During the Obama administration, Fauci tried to push for a new initiative aimed at creating an “AIDS-free generation.” Several top officials expressed interest, and he was even asked to design a $2.5 billion “blue-sky proposal.” But the money never materialized. When Fauci tried writing an op-ed in The New York Times about the possibility of ending the AIDS pandemic, a White House official noticed a draft included a call for funding and demanded he pull back the submission for being “off message.” It’s the only time a White House has asked him to withdraw an op-ed. The episode was a reflection of the “frustrating realities of Washington, D.C.,” he writes, while noting Obama himself probably was never involved in the incident.

Fauci turned down an offer, in 1989, to become NIH chief.

He didn’t want to lose his work in the lab and with people with AIDS in exchange for a job with immense administrative responsibilities. “Mr. President,” he recalls telling George H.W. Bush, “I believe that I can serve you and the country better if I remain where I am.” On his way out, a smiling White House chief of staff John Sununu said, “You son of a bitch. Nobody says no to the president.”

He tried to squeeze greater and greater funding for HIV out of administrations with a deft hand.

Fauci recounts how Larry Kramer, the vituperative ACT UP founder, once suggested he get more attention for HIV: “Chain yourself to the White House fence or give a quote to The New York Times that the administration of George H. W. Bush are a bunch of murderers.”

It was a fitting suggestion from an activist who once called Fauci himself a murderer. But Fauci told him it was a terrible idea. He would lose access forever. Instead, he tried to make changes from the inside.

When he first believed he needed more AIDS funding under Reagan, he was told the NIH’s division directors weren’t supposed to challenge the budget. Still, he worked with a few key members of Congress, administration officials, and constituency groups to get the AIDS budget doubled. Later, when there was debate in the second Bush administration over exactly what form a new global HIV initiative should take, Fauci suggested the White House bring in Paul Farmer and several other leading global health doctors for advice.

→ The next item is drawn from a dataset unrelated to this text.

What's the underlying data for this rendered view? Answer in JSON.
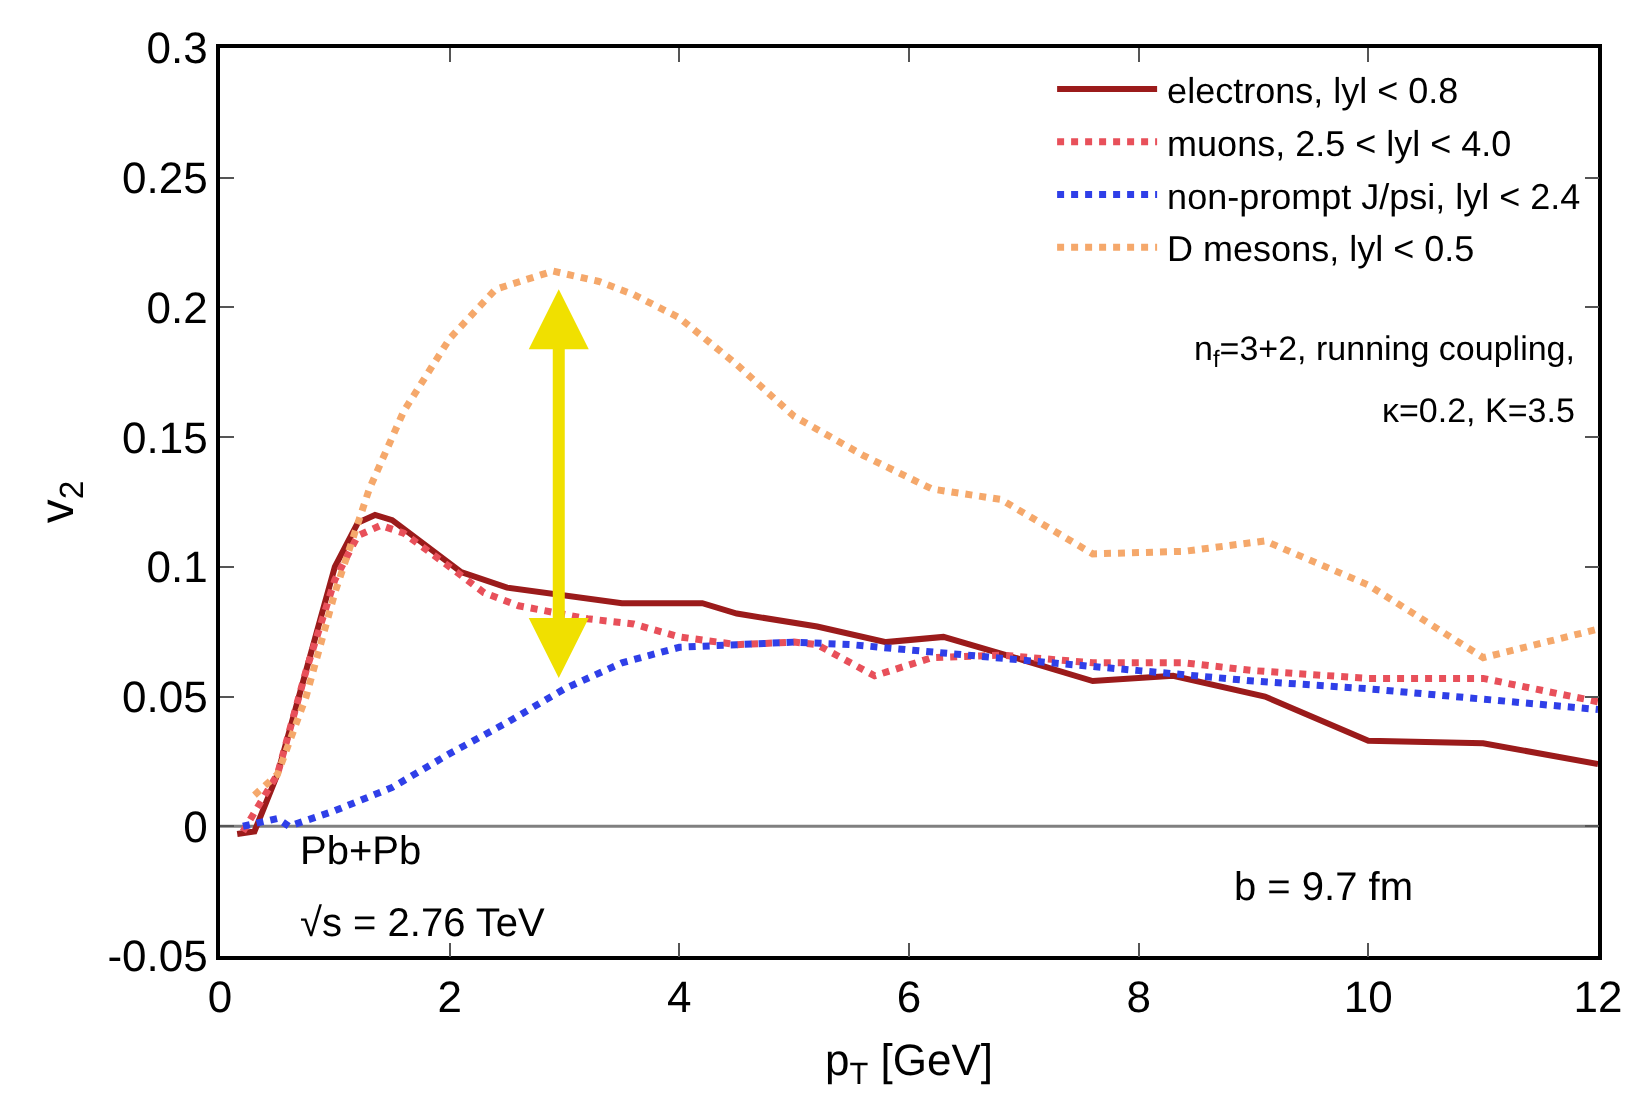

After promising not to pre-brief them, he gathered them at an Italian restaurant in Bethesda, Md., and prepped them for the White House meeting, which helped win support for PEPFAR, the multibillion-dollar program that dramatically expanded access to HIV treatment and prevention services worldwide.

“I joked that this secretive meeting in a quiet Italian restaurant reminded me of that iconic scene The Godfather where Michael Corleone, played by Al Pacino, meets with and ultimately shoots and kills New York City police captain Mark McCluskey, played by Sterling Hayden, and the drug trafficker Virgil ‘the Turk’ Sollozzo, played by Al Lettieri,” he writes, in one of several “Godfather” references peppered throughout the book. “This meeting turned out to have a happier ending.”